Will High-Resolution Global Ocean Models Benefit Coupled Predictions on Short-Range to Climate Timescales?
This is a review article of the benefits of the explicit resolution of mesoscale eddies, narrow boundary currents and their frontal structures, and topographic-flow interactions in the ocean components of global coupled models. Based on published, albeit limited results, the emerging consensus is that the realistic representation of these features and processes is important for coupled prediction.
Fine resolution coupled models allow for the representation of climate processes and feedbacks on short space scales that are currently missing in standard coupled models.
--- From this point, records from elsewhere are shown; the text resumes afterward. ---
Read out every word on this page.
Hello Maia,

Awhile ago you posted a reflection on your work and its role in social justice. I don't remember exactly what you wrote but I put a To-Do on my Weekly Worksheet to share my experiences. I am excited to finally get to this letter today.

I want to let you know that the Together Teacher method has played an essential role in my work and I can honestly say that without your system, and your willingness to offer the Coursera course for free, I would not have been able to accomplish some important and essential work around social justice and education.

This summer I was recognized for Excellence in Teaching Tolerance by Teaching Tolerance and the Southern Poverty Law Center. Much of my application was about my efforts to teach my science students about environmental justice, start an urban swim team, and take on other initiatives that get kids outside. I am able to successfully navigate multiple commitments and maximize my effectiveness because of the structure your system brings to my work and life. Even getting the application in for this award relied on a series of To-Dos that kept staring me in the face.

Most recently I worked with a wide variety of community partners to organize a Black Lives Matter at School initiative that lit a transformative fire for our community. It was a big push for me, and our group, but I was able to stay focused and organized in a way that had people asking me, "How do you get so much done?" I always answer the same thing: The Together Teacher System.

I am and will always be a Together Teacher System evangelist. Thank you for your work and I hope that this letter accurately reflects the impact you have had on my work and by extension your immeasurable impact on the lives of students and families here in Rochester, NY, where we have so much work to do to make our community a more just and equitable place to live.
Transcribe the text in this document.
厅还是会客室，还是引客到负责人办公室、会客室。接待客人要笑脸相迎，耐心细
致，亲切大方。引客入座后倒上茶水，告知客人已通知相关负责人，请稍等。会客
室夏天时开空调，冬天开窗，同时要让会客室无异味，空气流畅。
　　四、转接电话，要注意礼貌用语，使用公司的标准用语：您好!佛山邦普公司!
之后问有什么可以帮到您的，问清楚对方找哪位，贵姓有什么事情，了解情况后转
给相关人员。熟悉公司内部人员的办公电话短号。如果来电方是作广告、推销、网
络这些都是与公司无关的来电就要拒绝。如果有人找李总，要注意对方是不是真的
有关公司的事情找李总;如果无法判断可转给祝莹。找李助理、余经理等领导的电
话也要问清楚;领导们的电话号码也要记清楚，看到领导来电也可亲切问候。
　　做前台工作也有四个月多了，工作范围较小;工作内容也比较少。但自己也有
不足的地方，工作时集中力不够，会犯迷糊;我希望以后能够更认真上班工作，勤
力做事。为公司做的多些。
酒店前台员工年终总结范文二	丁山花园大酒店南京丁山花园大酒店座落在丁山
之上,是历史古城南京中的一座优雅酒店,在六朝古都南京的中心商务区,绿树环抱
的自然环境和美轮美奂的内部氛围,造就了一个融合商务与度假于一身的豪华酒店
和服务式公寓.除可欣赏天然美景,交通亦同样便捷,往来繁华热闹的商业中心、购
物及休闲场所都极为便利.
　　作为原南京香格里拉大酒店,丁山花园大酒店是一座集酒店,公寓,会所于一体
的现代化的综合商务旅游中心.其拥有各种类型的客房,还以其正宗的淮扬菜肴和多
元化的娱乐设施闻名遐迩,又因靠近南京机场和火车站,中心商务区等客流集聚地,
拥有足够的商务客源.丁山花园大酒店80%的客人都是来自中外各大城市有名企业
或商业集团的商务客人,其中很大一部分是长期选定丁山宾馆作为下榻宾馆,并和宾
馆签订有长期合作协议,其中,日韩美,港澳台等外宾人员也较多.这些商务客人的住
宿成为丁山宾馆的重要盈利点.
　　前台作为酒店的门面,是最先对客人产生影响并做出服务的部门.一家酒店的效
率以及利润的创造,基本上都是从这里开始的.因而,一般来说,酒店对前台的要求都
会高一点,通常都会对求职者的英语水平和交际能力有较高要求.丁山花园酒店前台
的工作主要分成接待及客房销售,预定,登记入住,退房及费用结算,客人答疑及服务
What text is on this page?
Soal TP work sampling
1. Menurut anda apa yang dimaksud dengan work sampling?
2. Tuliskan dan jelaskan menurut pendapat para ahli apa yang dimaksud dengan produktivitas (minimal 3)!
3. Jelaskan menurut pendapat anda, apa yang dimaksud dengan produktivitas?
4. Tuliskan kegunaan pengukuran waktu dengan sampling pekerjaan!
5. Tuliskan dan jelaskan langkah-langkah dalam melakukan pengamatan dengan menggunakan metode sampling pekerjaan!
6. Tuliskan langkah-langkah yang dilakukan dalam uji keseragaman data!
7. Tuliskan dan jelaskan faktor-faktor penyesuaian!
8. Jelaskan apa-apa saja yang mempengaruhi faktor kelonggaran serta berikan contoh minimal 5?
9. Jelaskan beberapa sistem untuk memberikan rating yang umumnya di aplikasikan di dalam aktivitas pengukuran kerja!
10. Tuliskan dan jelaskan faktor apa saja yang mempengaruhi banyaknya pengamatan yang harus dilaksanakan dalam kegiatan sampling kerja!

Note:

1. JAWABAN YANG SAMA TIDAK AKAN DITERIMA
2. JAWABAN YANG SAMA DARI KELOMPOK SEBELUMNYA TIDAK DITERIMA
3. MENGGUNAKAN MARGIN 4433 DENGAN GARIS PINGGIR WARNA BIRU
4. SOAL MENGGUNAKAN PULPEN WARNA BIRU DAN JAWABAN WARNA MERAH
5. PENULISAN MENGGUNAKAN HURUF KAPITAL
Overall both ocean and atmospheric circulations are impacted by the presence of explicit mesoscale eddies and well-resolved frontal systems.
A review of published findings indicates that it is very likely important to explicitly resolve oceanic mesoscale eddies, frontal systems associated with western boundary currents, and topographic-flow interactions in coupled prediction models. In standard climate models, these processes and features are either unrealistically represented or are parameterized, or may even be missing. It was found that explicitly resolved mesoscale eddies reduce subsurface ocean model warming drifts, improving the realism of water masses relative to those in standard models. The energy cycle and meandering state of the Kuroshio Extension in the North Pacific was found to be strongly dependent on mesoscale eddy-atmosphere feedbacks. Accurate simulation of climate change responses in the Southern Ocean was reported to be critically dependent on mesoscale eddies. Mesoscale oceanic eddies impact the atmospheric boundary layer and above, as well as extra-tropical storm tracks. In the Gulf Stream region, storm track biases were reduced and blocking frequencies improved.